HUKUM MENJADI IMAM SHALAT ANAK HASIL ZINA DAN ORANG YANG TIDAK JELAS ASAL USULNYA

Abstract

Shalat adalah merupakan sebuah ibadah utama bagi umat Islam, ia juga termasuk dalam kategori ibadah mahdhah yang memang sejak jaman Rasulullah Saw. telah dijalankan oleh Nabi Saw. dan sahabat-sahabatnya. Begitu utamanya ibadah ini, bahkan keimanan atau keIslaman sesorang akan di nilai dari ibadaha shalatnya, dalam beberapa hadits dijelaskan bahwa perbedaan mendasar dari seorang Muslim dan Nonmuslim adalah shalatnya, maka barang siapa tidak melaksanakan shalat maka kafirlah ia.
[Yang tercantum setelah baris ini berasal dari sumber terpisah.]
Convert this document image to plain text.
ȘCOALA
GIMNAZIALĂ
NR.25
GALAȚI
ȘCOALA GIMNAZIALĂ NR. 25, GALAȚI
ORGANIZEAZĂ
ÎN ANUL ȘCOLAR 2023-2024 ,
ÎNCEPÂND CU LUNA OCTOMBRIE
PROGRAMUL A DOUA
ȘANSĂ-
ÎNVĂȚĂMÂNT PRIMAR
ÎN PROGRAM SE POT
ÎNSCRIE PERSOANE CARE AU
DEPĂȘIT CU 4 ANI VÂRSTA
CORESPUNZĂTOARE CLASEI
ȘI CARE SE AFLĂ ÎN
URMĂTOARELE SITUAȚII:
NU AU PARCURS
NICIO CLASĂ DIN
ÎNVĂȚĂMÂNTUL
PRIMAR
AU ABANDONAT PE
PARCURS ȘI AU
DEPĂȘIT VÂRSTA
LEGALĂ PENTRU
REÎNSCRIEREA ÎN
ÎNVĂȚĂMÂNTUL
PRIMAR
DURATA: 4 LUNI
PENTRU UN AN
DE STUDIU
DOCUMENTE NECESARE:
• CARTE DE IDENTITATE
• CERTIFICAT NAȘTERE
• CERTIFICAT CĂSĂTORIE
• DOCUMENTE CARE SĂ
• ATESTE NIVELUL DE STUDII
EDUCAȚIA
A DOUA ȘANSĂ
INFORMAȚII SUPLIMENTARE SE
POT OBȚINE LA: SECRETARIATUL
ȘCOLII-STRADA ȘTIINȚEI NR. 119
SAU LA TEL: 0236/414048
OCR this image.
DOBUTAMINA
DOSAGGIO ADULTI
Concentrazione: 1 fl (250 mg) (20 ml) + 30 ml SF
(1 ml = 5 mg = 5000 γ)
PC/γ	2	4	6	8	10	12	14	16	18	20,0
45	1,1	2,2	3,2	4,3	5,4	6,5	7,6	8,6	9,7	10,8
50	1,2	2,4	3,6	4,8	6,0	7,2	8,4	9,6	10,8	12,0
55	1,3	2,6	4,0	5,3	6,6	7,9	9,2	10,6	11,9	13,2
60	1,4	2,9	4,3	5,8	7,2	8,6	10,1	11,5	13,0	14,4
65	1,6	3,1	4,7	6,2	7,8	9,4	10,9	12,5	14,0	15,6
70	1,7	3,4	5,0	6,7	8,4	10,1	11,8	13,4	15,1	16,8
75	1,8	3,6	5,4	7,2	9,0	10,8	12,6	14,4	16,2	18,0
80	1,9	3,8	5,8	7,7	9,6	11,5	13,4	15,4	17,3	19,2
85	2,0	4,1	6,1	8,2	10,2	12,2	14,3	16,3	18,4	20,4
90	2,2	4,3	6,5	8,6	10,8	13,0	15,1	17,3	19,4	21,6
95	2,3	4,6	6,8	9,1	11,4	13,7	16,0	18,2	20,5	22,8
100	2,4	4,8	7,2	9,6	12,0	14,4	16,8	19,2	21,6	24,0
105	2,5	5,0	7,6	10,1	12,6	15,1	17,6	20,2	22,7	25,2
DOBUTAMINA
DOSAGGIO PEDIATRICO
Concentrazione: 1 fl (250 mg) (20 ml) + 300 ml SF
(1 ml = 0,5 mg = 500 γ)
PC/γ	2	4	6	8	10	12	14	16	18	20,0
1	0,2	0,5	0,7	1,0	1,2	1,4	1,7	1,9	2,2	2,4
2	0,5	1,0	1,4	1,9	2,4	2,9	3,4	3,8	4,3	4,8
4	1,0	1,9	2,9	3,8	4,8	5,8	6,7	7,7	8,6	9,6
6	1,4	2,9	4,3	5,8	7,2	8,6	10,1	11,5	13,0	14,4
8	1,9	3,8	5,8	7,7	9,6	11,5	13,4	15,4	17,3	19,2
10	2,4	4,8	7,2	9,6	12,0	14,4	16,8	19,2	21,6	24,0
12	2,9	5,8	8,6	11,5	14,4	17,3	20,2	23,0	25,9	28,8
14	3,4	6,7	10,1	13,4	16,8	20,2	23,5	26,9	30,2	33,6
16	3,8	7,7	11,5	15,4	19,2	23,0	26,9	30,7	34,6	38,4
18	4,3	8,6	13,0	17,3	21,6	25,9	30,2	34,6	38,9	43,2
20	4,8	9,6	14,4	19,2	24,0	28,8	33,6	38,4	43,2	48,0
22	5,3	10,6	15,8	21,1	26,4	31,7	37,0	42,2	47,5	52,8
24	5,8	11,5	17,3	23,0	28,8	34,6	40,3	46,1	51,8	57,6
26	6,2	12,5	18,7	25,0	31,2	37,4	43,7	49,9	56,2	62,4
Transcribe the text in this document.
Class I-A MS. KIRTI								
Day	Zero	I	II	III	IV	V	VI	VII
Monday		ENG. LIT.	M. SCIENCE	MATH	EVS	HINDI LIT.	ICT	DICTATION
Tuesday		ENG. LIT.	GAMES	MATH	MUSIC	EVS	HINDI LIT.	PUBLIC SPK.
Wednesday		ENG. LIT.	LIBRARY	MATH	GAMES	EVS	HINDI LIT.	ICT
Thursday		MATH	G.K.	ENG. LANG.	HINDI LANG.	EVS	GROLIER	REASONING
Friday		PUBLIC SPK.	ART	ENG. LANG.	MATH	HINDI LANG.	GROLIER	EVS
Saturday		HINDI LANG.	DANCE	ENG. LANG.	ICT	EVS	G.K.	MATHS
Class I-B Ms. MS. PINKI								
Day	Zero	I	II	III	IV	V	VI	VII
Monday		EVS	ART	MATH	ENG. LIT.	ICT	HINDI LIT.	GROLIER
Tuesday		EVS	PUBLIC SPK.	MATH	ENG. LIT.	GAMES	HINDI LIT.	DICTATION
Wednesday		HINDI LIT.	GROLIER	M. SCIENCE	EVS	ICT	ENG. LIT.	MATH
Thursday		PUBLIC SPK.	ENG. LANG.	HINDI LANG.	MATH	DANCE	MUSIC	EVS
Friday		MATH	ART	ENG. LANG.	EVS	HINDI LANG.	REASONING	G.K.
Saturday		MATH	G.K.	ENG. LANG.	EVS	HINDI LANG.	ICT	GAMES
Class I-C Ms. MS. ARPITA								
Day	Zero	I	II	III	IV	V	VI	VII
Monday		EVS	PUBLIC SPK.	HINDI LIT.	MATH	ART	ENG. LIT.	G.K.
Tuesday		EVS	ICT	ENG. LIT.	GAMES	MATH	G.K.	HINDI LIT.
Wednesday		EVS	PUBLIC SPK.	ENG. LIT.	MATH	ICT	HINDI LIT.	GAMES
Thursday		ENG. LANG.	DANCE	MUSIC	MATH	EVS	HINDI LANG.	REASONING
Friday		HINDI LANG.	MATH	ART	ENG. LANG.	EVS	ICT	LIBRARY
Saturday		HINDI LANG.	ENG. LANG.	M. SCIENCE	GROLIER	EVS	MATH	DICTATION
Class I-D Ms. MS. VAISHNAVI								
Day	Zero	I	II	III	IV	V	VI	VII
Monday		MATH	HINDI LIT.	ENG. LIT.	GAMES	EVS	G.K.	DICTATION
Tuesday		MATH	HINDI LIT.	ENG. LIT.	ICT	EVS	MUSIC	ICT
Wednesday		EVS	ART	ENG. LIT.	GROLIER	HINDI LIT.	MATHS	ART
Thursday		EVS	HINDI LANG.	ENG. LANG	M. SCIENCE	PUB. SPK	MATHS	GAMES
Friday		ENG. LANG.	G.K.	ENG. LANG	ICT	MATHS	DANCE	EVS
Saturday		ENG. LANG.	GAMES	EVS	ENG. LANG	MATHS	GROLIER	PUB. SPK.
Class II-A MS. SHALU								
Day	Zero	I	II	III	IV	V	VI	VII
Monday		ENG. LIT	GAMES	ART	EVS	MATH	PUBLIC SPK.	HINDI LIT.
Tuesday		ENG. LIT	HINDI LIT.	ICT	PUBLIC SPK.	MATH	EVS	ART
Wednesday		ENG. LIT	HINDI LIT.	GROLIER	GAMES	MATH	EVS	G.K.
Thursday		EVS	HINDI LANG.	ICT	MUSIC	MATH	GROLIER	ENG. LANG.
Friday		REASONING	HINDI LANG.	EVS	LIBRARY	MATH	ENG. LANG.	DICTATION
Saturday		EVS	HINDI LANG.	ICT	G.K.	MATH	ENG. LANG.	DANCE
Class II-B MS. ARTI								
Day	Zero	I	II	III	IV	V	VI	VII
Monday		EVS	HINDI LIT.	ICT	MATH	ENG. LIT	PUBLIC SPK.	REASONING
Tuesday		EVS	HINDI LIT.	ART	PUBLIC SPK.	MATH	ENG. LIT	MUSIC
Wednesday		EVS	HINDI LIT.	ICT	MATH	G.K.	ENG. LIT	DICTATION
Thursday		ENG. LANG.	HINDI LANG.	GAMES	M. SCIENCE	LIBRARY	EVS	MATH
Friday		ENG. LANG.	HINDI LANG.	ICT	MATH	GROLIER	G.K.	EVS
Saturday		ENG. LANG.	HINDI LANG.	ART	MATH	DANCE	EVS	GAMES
Dalam hadits lain juga dijelaskan bahwa amalan pertama yang di hisab (hitung) oleh Allah Swt., pada hari ditimbangnya amal di padang mahsyar adalah shalat. Pada jaman Rasulullah Saw. masih hidup, yang menjadi imam shalat adalah Rasulullah sendiri, beliau tidak pernah menunjuk seorangpun dari sahabatnya; baik Abu Bakar, Umar bin Khattab, Utsman bin Affan ataupun Ali bin Abi Thalib untuk menjadi imam dalam shalat. Hal tersebut dikarenakan beliau merasa tiada orang yang lebih pantas dan lebih baik kualitas keimanannya kecuali beliau sendiri. Hingga pada masa akhir hidupnya, beliau benar-benar merasa tidak mampu lagi untuk menjadi imam, maka baru beliau menunjuk Abu Bakar untuk menggantikannya. Penunjukan tersebut selain karena beliau merasa sudah tidak mampu lagi dan juga menjadi tutntunan bahwa Abu Bakar adalah orang yang lebih baik kualitas keimanannya setelah Rasulullah Saw., tampa menafikan keimanan para sahabat-sahabat mulia lainnya. Selain itu juga menurut kesepakatan para sahabat menjadi indikator utama bahwa Abu Bakar adalah orang yang pantas menggantikannya untuk meneruskan estafet kepemimpinan, yaitu menjadi khalifah pertama setelah beliau Saw. wafat. Artinya untuk menjadi seorang imam atau pemimpin dalam shalat hendaknya orang yang memang sudah di anggap mumpuni dan keimanannya tidak diragukan lagi. Lalu bagaimana hukum menjadi imam shalat bagi seorang yang oleh masyarakat umum telah diketahui bahwa ia adalah anak hasil zina, apakah sah shalat orang yang bermakmum terhadap orang tersebut, serta bagaimana juga hukum bermakmum kepada orang tidak diketahui asal usulnya, dalam artian bahwa dia adalah orang baru yang tidak diketahui siapa orang tersebut dan seberapa pahamnya ia dalam agama Islam. Maka inilah yang ingin di bahas oleh penulis, yang mudah-mudahan menjadi bahan pertimbangan dan ilmu bagi penulis sendiri maupun para pembaca.